ATHENS (Reuters) – Greece formally requested a six-month extension to its euro zone loan agreement on Thursday as it races to avoid running out of cash within weeks and overcome resistance from sceptical partners led by Germany.
With its EU/IMF bailout programme due to expire in little more than a week, the government of leftist Prime Minister Alexis Tsipras urgently needs to secure a financial lifeline to keep the country afloat beyond late March.
Specifically, Athens asked for an extension to its so-called “Master Financial Assistance Facility Agreement” with the euro zone, the official told Reuters. However, Greece is proposing that the terms are different from its current bailout obligations, the official said.
Jeroen Dijsselbloem, chairman of the Eurogroup of finance ministers of the currency area, confirmed the news, tweeting: “Received Greek request for six-month extension.” He gave no further details.
The request boosted hopes for a last minute compromise to avert a Greek bankruptcy and exit from the euro zone however it was not clear if the proposal would be acceptable to euro zone partners who insist Athens comply with all bailout terms.
Senior euro zone officials were due to hold a teleconference later on Thursday to discuss the Greek application. If they are satisfied, then Eurogroup finance ministers will hold a conference call on Friday to conclude an agreement, euro zone sources said.
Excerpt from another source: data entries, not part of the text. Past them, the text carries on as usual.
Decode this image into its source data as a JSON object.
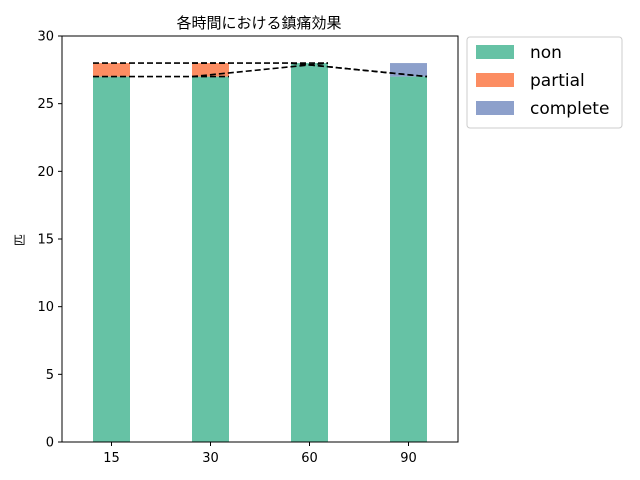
{
  "chart_data": {
    "type": "bar",
    "stacked": true,
    "title": "各時間における鎮痛効果",
    "xlabel": "",
    "ylabel": "匹",
    "categories": [
      "15",
      "30",
      "60",
      "90"
    ],
    "series": [
      {
        "name": "non",
        "values": [
          27,
          27,
          28,
          27
        ],
        "color": "#66c2a5"
      },
      {
        "name": "partial",
        "values": [
          1,
          1,
          0,
          0
        ],
        "color": "#fc8d62"
      },
      {
        "name": "complete",
        "values": [
          0,
          0,
          0,
          1
        ],
        "color": "#8da0cb"
      }
    ],
    "ylim": [
      0,
      30
    ],
    "yticks": [
      0,
      5,
      10,
      15,
      20,
      25,
      30
    ],
    "grid": false,
    "legend_position": "outside-top-right",
    "connector_lines": "dashed lines joining cumulative segment tops between adjacent bars"
  }
}
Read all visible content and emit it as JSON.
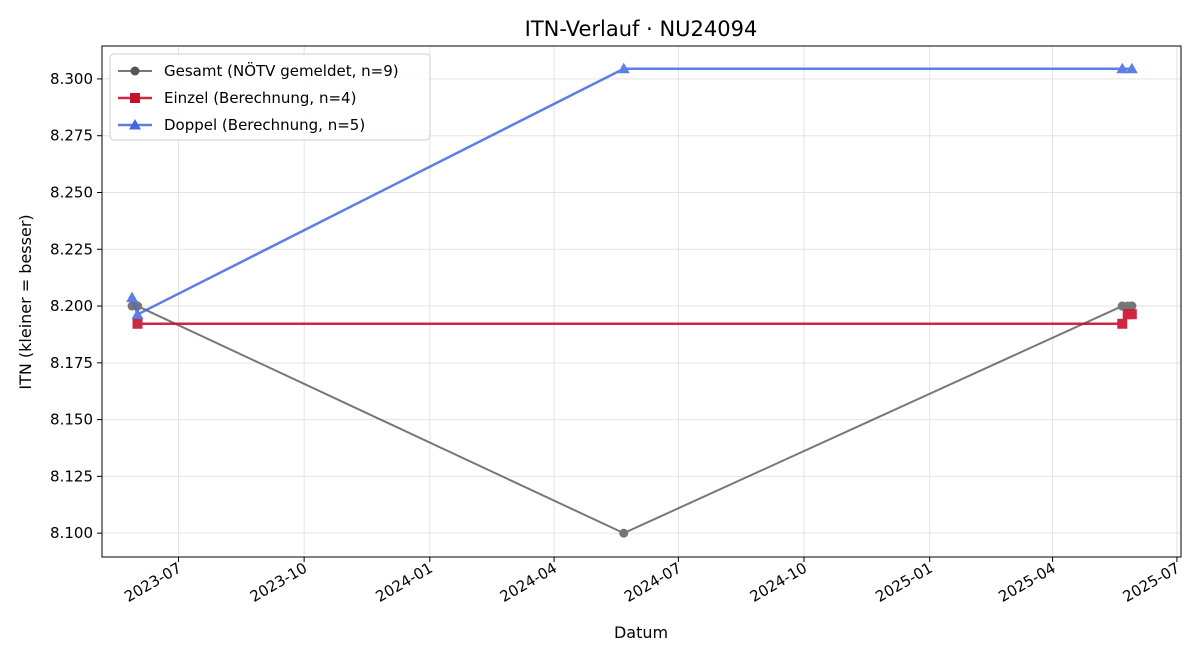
{
  "chart_data": {
    "type": "line",
    "title": "ITN-Verlauf · NU24094",
    "xlabel": "Datum",
    "ylabel": "ITN  (kleiner = besser)",
    "x_axis_type": "date",
    "xlim": [
      "2023-05-06",
      "2025-07-04"
    ],
    "ylim": [
      8.0895,
      8.3145
    ],
    "xticks": [
      "2023-07-01",
      "2023-10-01",
      "2024-01-01",
      "2024-04-01",
      "2024-07-01",
      "2024-10-01",
      "2025-01-01",
      "2025-04-01",
      "2025-07-01"
    ],
    "xtick_labels": [
      "2023-07",
      "2023-10",
      "2024-01",
      "2024-04",
      "2024-07",
      "2024-10",
      "2025-01",
      "2025-04",
      "2025-07"
    ],
    "yticks": [
      8.1,
      8.125,
      8.15,
      8.175,
      8.2,
      8.225,
      8.25,
      8.275,
      8.3
    ],
    "ytick_labels": [
      "8.100",
      "8.125",
      "8.150",
      "8.175",
      "8.200",
      "8.225",
      "8.250",
      "8.275",
      "8.300"
    ],
    "grid": true,
    "legend_position": "top-left",
    "series": [
      {
        "name": "Gesamt (NÖTV gemeldet, n=9)",
        "color": "#555555",
        "marker": "circle",
        "x": [
          "2023-05-28",
          "2023-06-01",
          "2023-06-01",
          "2024-05-22",
          "2025-05-22",
          "2025-05-22",
          "2025-05-26",
          "2025-05-29",
          "2025-05-29"
        ],
        "y": [
          8.2,
          8.2,
          8.2,
          8.1,
          8.2,
          8.2,
          8.2,
          8.2,
          8.2
        ]
      },
      {
        "name": "Einzel (Berechnung, n=4)",
        "color": "#c8102e",
        "marker": "square",
        "x": [
          "2023-06-01",
          "2025-05-22",
          "2025-05-26",
          "2025-05-29"
        ],
        "y": [
          8.1922,
          8.1922,
          8.1964,
          8.1964
        ]
      },
      {
        "name": "Doppel (Berechnung, n=5)",
        "color": "#4169e1",
        "marker": "triangle",
        "x": [
          "2023-05-28",
          "2023-06-01",
          "2024-05-22",
          "2025-05-22",
          "2025-05-29"
        ],
        "y": [
          8.2037,
          8.1963,
          8.3045,
          8.3045,
          8.3045
        ]
      }
    ]
  }
}
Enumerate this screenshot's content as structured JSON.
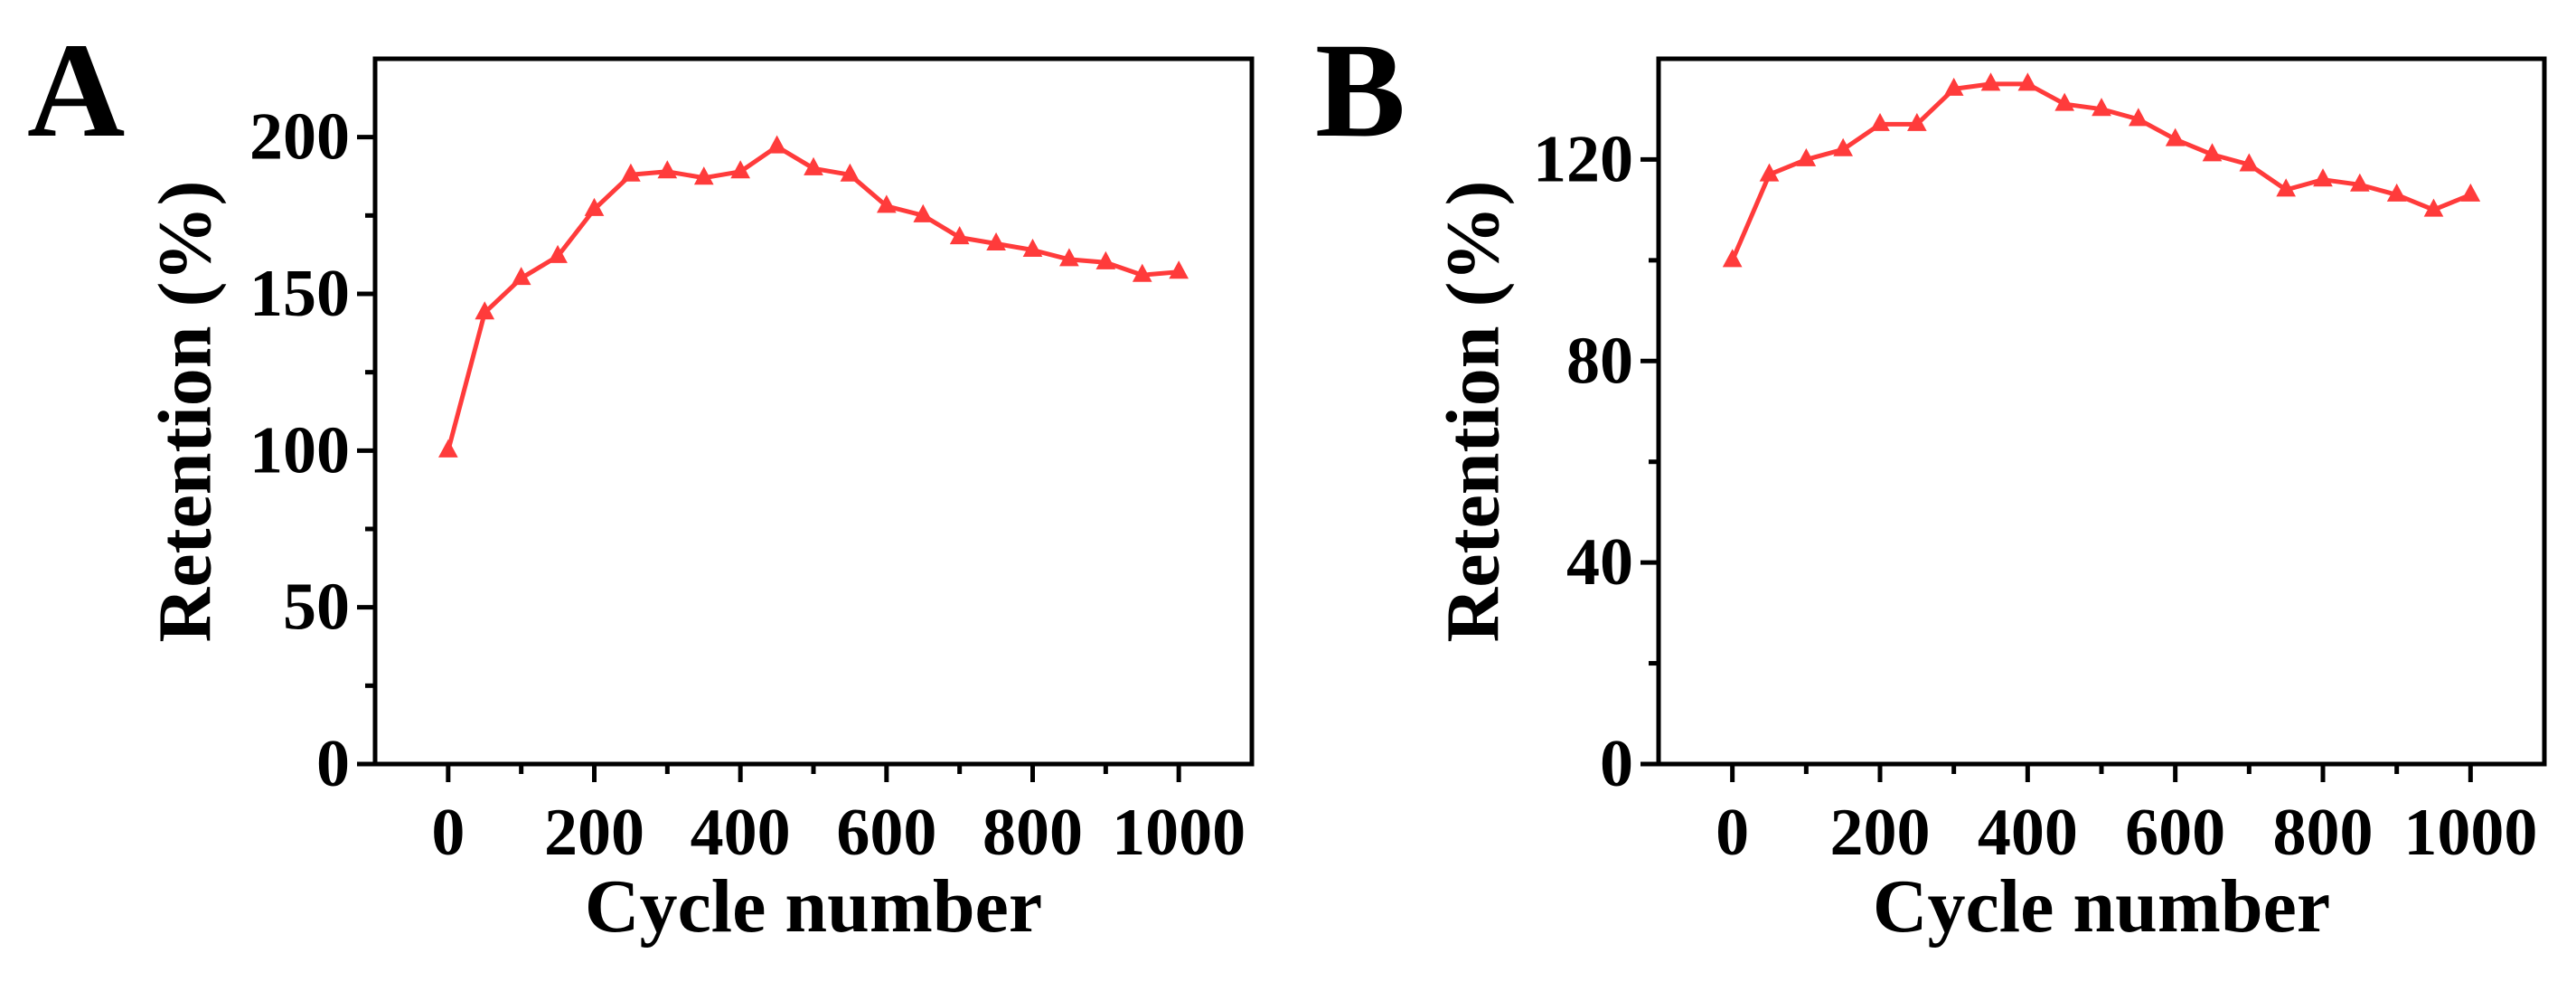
{
  "figure": {
    "colors": {
      "series": "#ff3b3b",
      "axis": "#000000",
      "background": "#ffffff"
    }
  },
  "chart_data": [
    {
      "type": "line",
      "panel_label": "A",
      "xlabel": "Cycle number",
      "ylabel": "Retention (%)",
      "xlim": [
        -100,
        1100
      ],
      "ylim": [
        0,
        225
      ],
      "xticks": [
        0,
        200,
        400,
        600,
        800,
        1000
      ],
      "xtick_labels": [
        "0",
        "200",
        "400",
        "600",
        "800",
        "1000"
      ],
      "yticks": [
        0,
        50,
        100,
        150,
        200
      ],
      "ytick_labels": [
        "0",
        "50",
        "100",
        "150",
        "200"
      ],
      "y_minor_step": 25,
      "marker": "triangle",
      "series": [
        {
          "name": "A",
          "x": [
            0,
            50,
            100,
            150,
            200,
            250,
            300,
            350,
            400,
            450,
            500,
            550,
            600,
            650,
            700,
            750,
            800,
            850,
            900,
            950,
            1000
          ],
          "y": [
            100,
            144,
            155,
            162,
            177,
            188,
            189,
            187,
            189,
            197,
            190,
            188,
            178,
            175,
            168,
            166,
            164,
            161,
            160,
            156,
            157
          ]
        }
      ]
    },
    {
      "type": "line",
      "panel_label": "B",
      "xlabel": "Cycle number",
      "ylabel": "Retention (%)",
      "xlim": [
        -100,
        1100
      ],
      "ylim": [
        0,
        140
      ],
      "xticks": [
        0,
        200,
        400,
        600,
        800,
        1000
      ],
      "xtick_labels": [
        "0",
        "200",
        "400",
        "600",
        "800",
        "1000"
      ],
      "yticks": [
        0,
        40,
        80,
        120
      ],
      "ytick_labels": [
        "0",
        "40",
        "80",
        "120"
      ],
      "y_minor_step": 20,
      "marker": "triangle",
      "series": [
        {
          "name": "B",
          "x": [
            0,
            50,
            100,
            150,
            200,
            250,
            300,
            350,
            400,
            450,
            500,
            550,
            600,
            650,
            700,
            750,
            800,
            850,
            900,
            950,
            1000
          ],
          "y": [
            100,
            117,
            120,
            122,
            127,
            127,
            134,
            135,
            135,
            131,
            130,
            128,
            124,
            121,
            119,
            114,
            116,
            115,
            113,
            110,
            113
          ]
        }
      ]
    }
  ]
}
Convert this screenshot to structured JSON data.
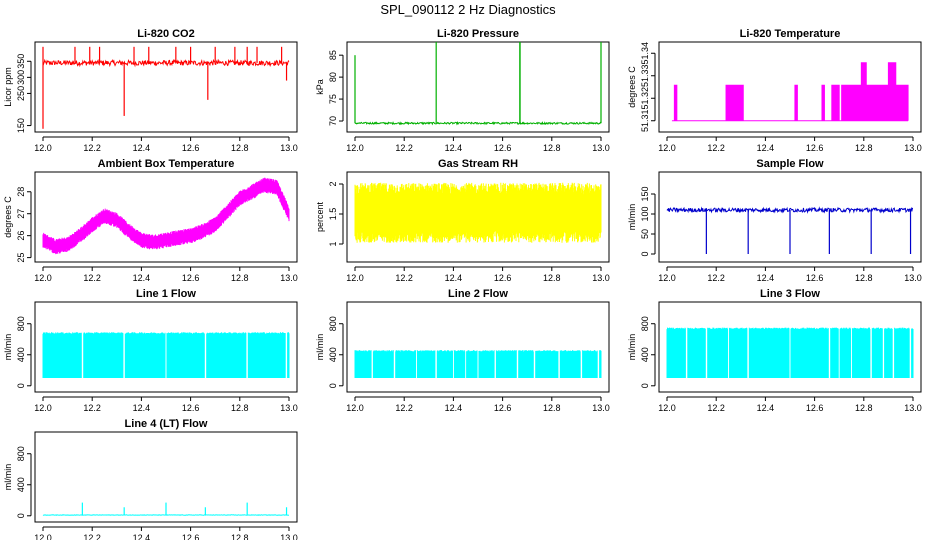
{
  "page_title": "SPL_090112  2 Hz Diagnostics",
  "chart_data": [
    {
      "type": "line",
      "title": "Li-820 CO2",
      "ylabel": "Licor ppm",
      "color": "#ff0000",
      "xlim": [
        12.0,
        13.0
      ],
      "xticks": [
        "12.0",
        "12.2",
        "12.4",
        "12.6",
        "12.8",
        "13.0"
      ],
      "ylim": [
        130,
        410
      ],
      "yticks": [
        150,
        250,
        300,
        350
      ],
      "pattern": "baseline-spikes",
      "series": [
        {
          "name": "CO2",
          "baseline": 345,
          "noise": 8,
          "spikes": [
            [
              12.0,
              395
            ],
            [
              12.0,
              140
            ],
            [
              12.13,
              395
            ],
            [
              12.19,
              395
            ],
            [
              12.23,
              395
            ],
            [
              12.33,
              180
            ],
            [
              12.37,
              395
            ],
            [
              12.43,
              395
            ],
            [
              12.54,
              395
            ],
            [
              12.6,
              395
            ],
            [
              12.67,
              230
            ],
            [
              12.7,
              395
            ],
            [
              12.78,
              395
            ],
            [
              12.83,
              395
            ],
            [
              12.87,
              395
            ],
            [
              12.97,
              395
            ],
            [
              12.99,
              290
            ]
          ]
        }
      ]
    },
    {
      "type": "line",
      "title": "Li-820 Pressure",
      "ylabel": "kPa",
      "color": "#00b000",
      "xlim": [
        12.0,
        13.0
      ],
      "xticks": [
        "12.0",
        "12.2",
        "12.4",
        "12.6",
        "12.8",
        "13.0"
      ],
      "ylim": [
        67.5,
        88
      ],
      "yticks": [
        70,
        75,
        80,
        85
      ],
      "pattern": "baseline-spikes",
      "series": [
        {
          "name": "Pressure",
          "baseline": 69.5,
          "noise": 0.2,
          "spikes": [
            [
              12.0,
              85
            ],
            [
              12.33,
              88
            ],
            [
              12.67,
              88
            ],
            [
              12.671,
              88
            ],
            [
              13.0,
              88
            ]
          ]
        }
      ]
    },
    {
      "type": "line",
      "title": "Li-820 Temperature",
      "ylabel": "degrees C",
      "color": "#ff00ff",
      "xlim": [
        12.0,
        13.0
      ],
      "xticks": [
        "12.0",
        "12.2",
        "12.4",
        "12.6",
        "12.8",
        "13.0"
      ],
      "ylim": [
        51.305,
        51.345
      ],
      "yticks": [
        51.31,
        51.32,
        51.33,
        51.34
      ],
      "pattern": "two-level",
      "series": [
        {
          "name": "Temperature",
          "low": 51.31,
          "mid": 51.326,
          "high": 51.336,
          "blocks": [
            [
              12.03,
              12.04,
              51.326
            ],
            [
              12.24,
              12.31,
              51.326
            ],
            [
              12.52,
              12.53,
              51.326
            ],
            [
              12.63,
              12.64,
              51.326
            ],
            [
              12.67,
              12.7,
              51.326
            ],
            [
              12.71,
              12.98,
              51.326
            ],
            [
              12.79,
              12.81,
              51.336
            ],
            [
              12.9,
              12.93,
              51.336
            ]
          ]
        }
      ]
    },
    {
      "type": "line",
      "title": "Ambient Box Temperature",
      "ylabel": "degrees C",
      "color": "#ff00ff",
      "xlim": [
        12.0,
        13.0
      ],
      "xticks": [
        "12.0",
        "12.2",
        "12.4",
        "12.6",
        "12.8",
        "13.0"
      ],
      "ylim": [
        24.8,
        28.9
      ],
      "yticks": [
        25,
        26,
        27,
        28
      ],
      "pattern": "noisy-band",
      "series": [
        {
          "name": "Box Temp",
          "x": [
            12.0,
            12.05,
            12.1,
            12.15,
            12.2,
            12.25,
            12.3,
            12.35,
            12.4,
            12.45,
            12.5,
            12.55,
            12.6,
            12.65,
            12.7,
            12.75,
            12.8,
            12.85,
            12.9,
            12.95,
            13.0
          ],
          "y": [
            25.8,
            25.5,
            25.6,
            26.0,
            26.5,
            26.9,
            26.7,
            26.2,
            25.8,
            25.7,
            25.8,
            25.9,
            26.0,
            26.2,
            26.5,
            27.1,
            27.7,
            28.0,
            28.3,
            28.2,
            27.0
          ],
          "amp": 0.35
        }
      ]
    },
    {
      "type": "line",
      "title": "Gas Stream RH",
      "ylabel": "percent",
      "color": "#ffff00",
      "xlim": [
        12.0,
        13.0
      ],
      "xticks": [
        "12.0",
        "12.2",
        "12.4",
        "12.6",
        "12.8",
        "13.0"
      ],
      "ylim": [
        0.7,
        2.2
      ],
      "yticks": [
        1.0,
        1.5,
        2.0
      ],
      "pattern": "noisy-band",
      "series": [
        {
          "name": "RH",
          "x": [
            12.0,
            12.5,
            13.0
          ],
          "y": [
            1.52,
            1.52,
            1.52
          ],
          "amp": 0.5
        }
      ]
    },
    {
      "type": "line",
      "title": "Sample Flow",
      "ylabel": "ml/min",
      "color": "#0000cc",
      "xlim": [
        12.0,
        13.0
      ],
      "xticks": [
        "12.0",
        "12.2",
        "12.4",
        "12.6",
        "12.8",
        "13.0"
      ],
      "ylim": [
        -20,
        205
      ],
      "yticks": [
        0,
        50,
        100,
        150
      ],
      "pattern": "baseline-spikes",
      "series": [
        {
          "name": "Sample Flow",
          "baseline": 110,
          "noise": 5,
          "spikes": [
            [
              12.16,
              0
            ],
            [
              12.33,
              0
            ],
            [
              12.5,
              0
            ],
            [
              12.66,
              0
            ],
            [
              12.83,
              0
            ],
            [
              12.99,
              0
            ]
          ]
        }
      ]
    },
    {
      "type": "line",
      "title": "Line 1 Flow",
      "ylabel": "ml/min",
      "color": "#00ffff",
      "xlim": [
        12.0,
        13.0
      ],
      "xticks": [
        "12.0",
        "12.2",
        "12.4",
        "12.6",
        "12.8",
        "13.0"
      ],
      "ylim": [
        -80,
        1080
      ],
      "yticks": [
        0,
        400,
        800
      ],
      "pattern": "on-off",
      "series": [
        {
          "name": "Line 1",
          "low": 100,
          "high": 680,
          "gaps": [
            12.16,
            12.33,
            12.5,
            12.66,
            12.83,
            12.99
          ]
        }
      ]
    },
    {
      "type": "line",
      "title": "Line 2 Flow",
      "ylabel": "ml/min",
      "color": "#00ffff",
      "xlim": [
        12.0,
        13.0
      ],
      "xticks": [
        "12.0",
        "12.2",
        "12.4",
        "12.6",
        "12.8",
        "13.0"
      ],
      "ylim": [
        -80,
        1080
      ],
      "yticks": [
        0,
        400,
        800
      ],
      "pattern": "on-off",
      "series": [
        {
          "name": "Line 2",
          "low": 100,
          "high": 450,
          "gaps": [
            12.07,
            12.16,
            12.25,
            12.33,
            12.4,
            12.45,
            12.5,
            12.57,
            12.66,
            12.73,
            12.83,
            12.92,
            12.99
          ]
        }
      ]
    },
    {
      "type": "line",
      "title": "Line 3 Flow",
      "ylabel": "ml/min",
      "color": "#00ffff",
      "xlim": [
        12.0,
        13.0
      ],
      "xticks": [
        "12.0",
        "12.2",
        "12.4",
        "12.6",
        "12.8",
        "13.0"
      ],
      "ylim": [
        -80,
        1080
      ],
      "yticks": [
        0,
        400,
        800
      ],
      "pattern": "on-off",
      "series": [
        {
          "name": "Line 3",
          "low": 100,
          "high": 740,
          "gaps": [
            12.08,
            12.16,
            12.25,
            12.33,
            12.5,
            12.66,
            12.7,
            12.75,
            12.83,
            12.88,
            12.92,
            12.99
          ]
        }
      ]
    },
    {
      "type": "line",
      "title": "Line 4 (LT) Flow",
      "ylabel": "ml/min",
      "color": "#00ffff",
      "xlim": [
        12.0,
        13.0
      ],
      "xticks": [
        "12.0",
        "12.2",
        "12.4",
        "12.6",
        "12.8",
        "13.0"
      ],
      "ylim": [
        -80,
        1080
      ],
      "yticks": [
        0,
        400,
        800
      ],
      "pattern": "baseline-spikes",
      "series": [
        {
          "name": "Line 4",
          "baseline": 10,
          "noise": 3,
          "spikes": [
            [
              12.16,
              170
            ],
            [
              12.33,
              110
            ],
            [
              12.5,
              170
            ],
            [
              12.66,
              110
            ],
            [
              12.83,
              170
            ],
            [
              12.99,
              110
            ]
          ]
        }
      ]
    }
  ]
}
The wording chosen could help satisfy at least some of the concerns that have held up agreement over the past two weeks, allowing Athens to avoid saying it is extending the current programme that it opposes while creditors can avoid accepting a “loan agreement” without strings attached.
However, crucial details remain to be clarified on fiscal targets, labour market reforms, privatisations and other measures due to be implemented under the existing programme.
Government spokesman Gabriel Sakellaridis dismissed a German newspaper report that Athens was under pressure to impose capital controls, telling Reuters that such a scenario “had no bearing on reality”.
An ECB spokeswoman also denied the Frankfurter Allgemeine Zeitung report, saying there had been no discussion of capital controls at a meeting of the central bank’s governing council on Wednesday, which slightly raised the limit on emergency lending to Greek banks.
Greek stocks rose on Thursday’s developments, with the benchmark Athens stock index up two per cent while banks gained 4.8 per cent.
“We are doing everything to reach a mutually beneficial agreement. Our aim is to conclude this agreement soon,” Sakellaridis told Skai TV earlier on Thursday. “We are trying to find common points.”
EU paymaster Germany and fellow euro zone governments have so far insisted no loan deal without the full bailout conditions is on the table. Tsipras promised to ditch austerity measures imposed by the lenders when he was elected last month.
German Finance Minister Wolfgang Schaeuble has poured scorn on suggestions that Athens could negotiate an extension of euro zone funding without making any promises to push on with budget cuts and economic reforms.
But on Wednesday he indicated there may be some possibility of a compromise. “Our room for manoeuvre is limited,” he said during a debate in Berlin, adding, “We must keep in mind that we have a huge responsibility to keep Europe stable.”
Greek Finance Minister Yanis Varoufakis expressed confidence on Wednesday that euro zone finance ministers would approve the Athens government’s proposal on Friday.
“The application will be written in such a way so that it will satisfy both the Greek side and the president of the Eurogroup,” he said.
Greece’s finances are in peril. It is burning through its cash reserves and could run out of money by the end of March without fresh funds, a person familiar with the figures said.
Likewise its banks are dependent on emergency funding controlled by the European Central Bank in order to pay out depositors who have been withdrawing their cash.
The ECB agreed on Wednesday to raise a cap on funding available under its Emergency Liquidity Assistance scheme to 68.3 billion euros (US$78 billion), a person familiar with the ECB talks said.
That was a rise of just 3.3 billion euros, less than Greece had requested. The modest increase raises the pressure for a compromise at the Eurogroup.